For anyone that may not have seen this over on boards etc. Get cashback from [broken link removed] and €100 cheque from Sky. New customers only.  Offer ends April 26th. 

     Quote:
*Join Sky TV as a new customer before the 26 April and not only will you get the Sky+/Sky+HD box for FREE, standard set-up for FREE and up to **€165 cashback** from FatCheese... you'll also receive a **€100 cheque** direct from Sky!*

A Sky+ package starts from only €23 per month (or   €276 for the year). With the €100 cheque plus €67.50 cashback saving   from FatCheese for the Sky+ package, it reduces the total cost for the   year to €108.50... that's only *€9.04 per month*!

Experience the TV you love like never before with *Sky+HD*.   With Sky+HD, you'll gain access to Ireland's widest range of HD   channels, including Sky Atlantic HD, Sky1 HD and Sky Living HD, plus   your everyday favourites like BBC HD and E4 HD, and you'll earn *€150 cashback* + the *€100 cheque*!

Interested in the Sky Movies, Sky Sports or ESPN packs?

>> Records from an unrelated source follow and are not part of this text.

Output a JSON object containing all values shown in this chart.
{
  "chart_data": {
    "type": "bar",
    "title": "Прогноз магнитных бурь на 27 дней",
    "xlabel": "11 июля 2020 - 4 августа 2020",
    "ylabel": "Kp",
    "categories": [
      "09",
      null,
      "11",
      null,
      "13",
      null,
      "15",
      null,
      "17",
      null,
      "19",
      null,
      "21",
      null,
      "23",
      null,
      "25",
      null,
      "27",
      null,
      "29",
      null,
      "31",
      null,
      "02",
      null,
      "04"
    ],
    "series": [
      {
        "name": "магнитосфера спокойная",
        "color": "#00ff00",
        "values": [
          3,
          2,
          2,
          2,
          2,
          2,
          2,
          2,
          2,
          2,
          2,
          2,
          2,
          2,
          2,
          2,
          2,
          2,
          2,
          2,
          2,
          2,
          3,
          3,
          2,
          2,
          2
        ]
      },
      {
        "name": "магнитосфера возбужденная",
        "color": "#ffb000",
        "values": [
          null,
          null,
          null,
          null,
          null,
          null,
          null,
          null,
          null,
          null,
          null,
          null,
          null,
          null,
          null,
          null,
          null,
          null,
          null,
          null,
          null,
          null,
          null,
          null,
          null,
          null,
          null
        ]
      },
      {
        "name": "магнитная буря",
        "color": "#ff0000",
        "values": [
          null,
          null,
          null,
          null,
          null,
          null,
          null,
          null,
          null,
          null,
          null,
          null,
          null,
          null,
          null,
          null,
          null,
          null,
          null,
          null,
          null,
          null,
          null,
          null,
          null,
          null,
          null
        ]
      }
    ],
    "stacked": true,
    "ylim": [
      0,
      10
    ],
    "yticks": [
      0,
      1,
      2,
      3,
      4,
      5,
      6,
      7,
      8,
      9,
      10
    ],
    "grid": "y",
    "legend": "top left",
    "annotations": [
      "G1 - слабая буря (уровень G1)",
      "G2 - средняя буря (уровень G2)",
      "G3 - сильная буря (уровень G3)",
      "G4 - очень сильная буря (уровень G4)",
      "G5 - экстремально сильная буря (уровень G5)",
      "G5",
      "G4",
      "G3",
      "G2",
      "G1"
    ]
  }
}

There's a *€5 cashback bonus* for each pack you take up... take all three with Sky+HD and that's a total *€165 cashback* saving or a *€265 saving* when you include the cheque!

*The savings *
See how much you could save as a new Sky customer: 
*€150* cashback for Sky+HD
*€67.50* cashback for Sky+
*€5* bonus for Sky Sports pack
*€5* bonus for Sky Movies pack
*€5* bonus for ESPN pack

*+ a **€100 cheque** from Sky!*


----------



## Pee (21 Apr 2011)

If I cancel my current subscription with Sky could I then avail of that package?


----------



## venice (21 Apr 2011)

> If I cancel my current subscription with Sky could I then avail of that package?


 
No. You need to join Sky to avail of the offer...not cancel to avail of the offer???


----------



## Sandals (22 Apr 2011)

had referred a friend before, three years later no sign of voucher.....family member referred a friend supposed to get an upgrade on box, never happened....


----------



## pudds (22 Apr 2011)

Have just ordered.... to good an offer to refuse.  Sky will send cheque for €100 within 60days of card activation. 

The really juicy bit for me now is cancelling my NT-hell  account


----------